Generative Recursive Reasoning
Authors: Junyeob Baek, Mingyu Jo, Minsu Kim, Mengye Ren, Yoshua Bengio, Sungjin Ahn
Paper: https://arxiv.org/abs/2605.19376
Code: https://ahn-ml.github.io/gram-website
Model: N/A
TL;DR
WHAT was done? The authors introduce Generative Recursive reAsoning Models (GRAM), a probabilistic framework that transforms recursive latent reasoning from a deterministic sequence of updates into a stochastic, multi-trajectory computation. By integrating learned, state-dependent Gaussian residual perturbations into latent transitions and training the system via amortized variational inference, GRAM models both conditional reasoning pθ(y∣x) and unconditional generation pθ(x) over continuous-latent trajectories.

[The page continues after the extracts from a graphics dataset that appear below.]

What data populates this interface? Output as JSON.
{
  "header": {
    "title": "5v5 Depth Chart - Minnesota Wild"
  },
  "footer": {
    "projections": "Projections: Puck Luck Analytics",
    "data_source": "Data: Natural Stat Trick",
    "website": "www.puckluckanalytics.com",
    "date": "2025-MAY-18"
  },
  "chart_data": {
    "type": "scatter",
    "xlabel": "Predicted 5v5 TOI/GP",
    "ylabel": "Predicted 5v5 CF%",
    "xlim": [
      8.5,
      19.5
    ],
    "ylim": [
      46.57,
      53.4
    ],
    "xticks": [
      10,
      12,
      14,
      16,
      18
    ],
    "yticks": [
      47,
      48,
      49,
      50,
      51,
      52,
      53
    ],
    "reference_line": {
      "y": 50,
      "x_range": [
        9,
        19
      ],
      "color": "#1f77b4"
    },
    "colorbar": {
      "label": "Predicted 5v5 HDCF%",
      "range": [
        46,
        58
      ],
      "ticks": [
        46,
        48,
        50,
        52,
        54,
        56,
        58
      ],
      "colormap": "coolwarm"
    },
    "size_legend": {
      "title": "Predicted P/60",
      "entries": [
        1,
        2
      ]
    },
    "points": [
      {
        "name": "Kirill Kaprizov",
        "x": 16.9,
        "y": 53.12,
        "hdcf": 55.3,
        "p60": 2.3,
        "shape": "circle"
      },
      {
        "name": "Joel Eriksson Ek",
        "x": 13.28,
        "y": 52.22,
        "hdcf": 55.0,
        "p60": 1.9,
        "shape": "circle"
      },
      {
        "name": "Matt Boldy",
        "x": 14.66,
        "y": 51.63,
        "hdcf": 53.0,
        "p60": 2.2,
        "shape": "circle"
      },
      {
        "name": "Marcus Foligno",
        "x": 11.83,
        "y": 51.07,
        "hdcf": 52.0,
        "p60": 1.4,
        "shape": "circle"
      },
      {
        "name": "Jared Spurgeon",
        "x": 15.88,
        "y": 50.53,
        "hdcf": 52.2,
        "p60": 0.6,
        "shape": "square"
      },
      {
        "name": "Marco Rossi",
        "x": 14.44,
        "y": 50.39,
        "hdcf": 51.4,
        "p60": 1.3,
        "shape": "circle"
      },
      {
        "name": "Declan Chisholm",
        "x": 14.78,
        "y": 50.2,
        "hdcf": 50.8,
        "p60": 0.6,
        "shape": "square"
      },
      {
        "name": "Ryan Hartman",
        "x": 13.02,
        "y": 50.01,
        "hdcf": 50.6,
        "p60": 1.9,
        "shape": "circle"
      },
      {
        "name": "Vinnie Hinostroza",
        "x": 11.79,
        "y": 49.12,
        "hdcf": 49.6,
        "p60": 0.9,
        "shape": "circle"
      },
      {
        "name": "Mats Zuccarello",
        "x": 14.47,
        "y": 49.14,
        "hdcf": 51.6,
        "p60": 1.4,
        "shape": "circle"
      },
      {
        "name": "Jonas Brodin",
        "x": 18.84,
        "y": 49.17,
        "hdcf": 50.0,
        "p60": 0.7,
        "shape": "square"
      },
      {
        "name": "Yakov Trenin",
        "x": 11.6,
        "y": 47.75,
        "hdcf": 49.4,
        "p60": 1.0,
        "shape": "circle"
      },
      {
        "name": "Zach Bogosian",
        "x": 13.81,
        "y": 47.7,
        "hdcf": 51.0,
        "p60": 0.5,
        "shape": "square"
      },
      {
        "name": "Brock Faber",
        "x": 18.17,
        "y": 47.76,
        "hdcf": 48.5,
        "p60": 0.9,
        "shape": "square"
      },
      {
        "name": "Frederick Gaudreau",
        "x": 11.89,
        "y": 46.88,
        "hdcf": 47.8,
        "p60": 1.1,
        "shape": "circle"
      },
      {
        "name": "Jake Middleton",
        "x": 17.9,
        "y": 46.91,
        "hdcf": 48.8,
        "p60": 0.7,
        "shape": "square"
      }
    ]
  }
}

WHY it matters? Existing recursive reasoning models suffer from mode collapse in multi-solution landscapes because their state trajectories are fundamentally deterministic. GRAM breaks this bottleneck by enabling width-based inference-time scaling (parallel trajectory sampling) as a latency-friendly complement to traditional depth-based scaling. It consistently outperforms leading deterministic recursive baselines on complex reasoning and constraint-satisfaction tasks (such as Sudoku-Extreme, N-Queens, and Graph Coloring) while remaining parameter-efficient and demonstrating strong unconditional generation capabilities.
Details
The Deterministic Attractor Trap in Latent State Refinement
A major focus in current AI reasoning research is the implementation of extended computation. While large language models typically scale computation by extending explicit sequence lengths via Chain-of-Thought tokens, recursive reasoning architectures decouple parameter scale and sequence length by refining a persistent latent state over time using shared weight blocks. Representing this recurrent paradigm are architectures like Universal Transformers [review] (representing the classic class of Universal Recursive Models, hereafter referred to as URMs or Looped Transformers), the Hierarchical Reasoning Model (HRM) [review], and the Tiny Recursive Model (TRM) [review]. Recent variations like the Universal Reasoning Model (URM) [review] attempt to improve this deterministic bias using convolutional layers and truncated backpropagation. However, a profound bottleneck across these systems is their deterministic nature. Given a specific input and initialization, these models follow a single, fixed trajectory through latent space and converge to a single attractor. When solving problems with multi-solution landscapes or hard constraints, deterministic systems easily get trapped in suboptimal local minima with no mechanism for recovery or path exploration. GRAM addresses this limitation by reformulating recursive latent reasoning as a stochastic, multi-hypothesis generative process.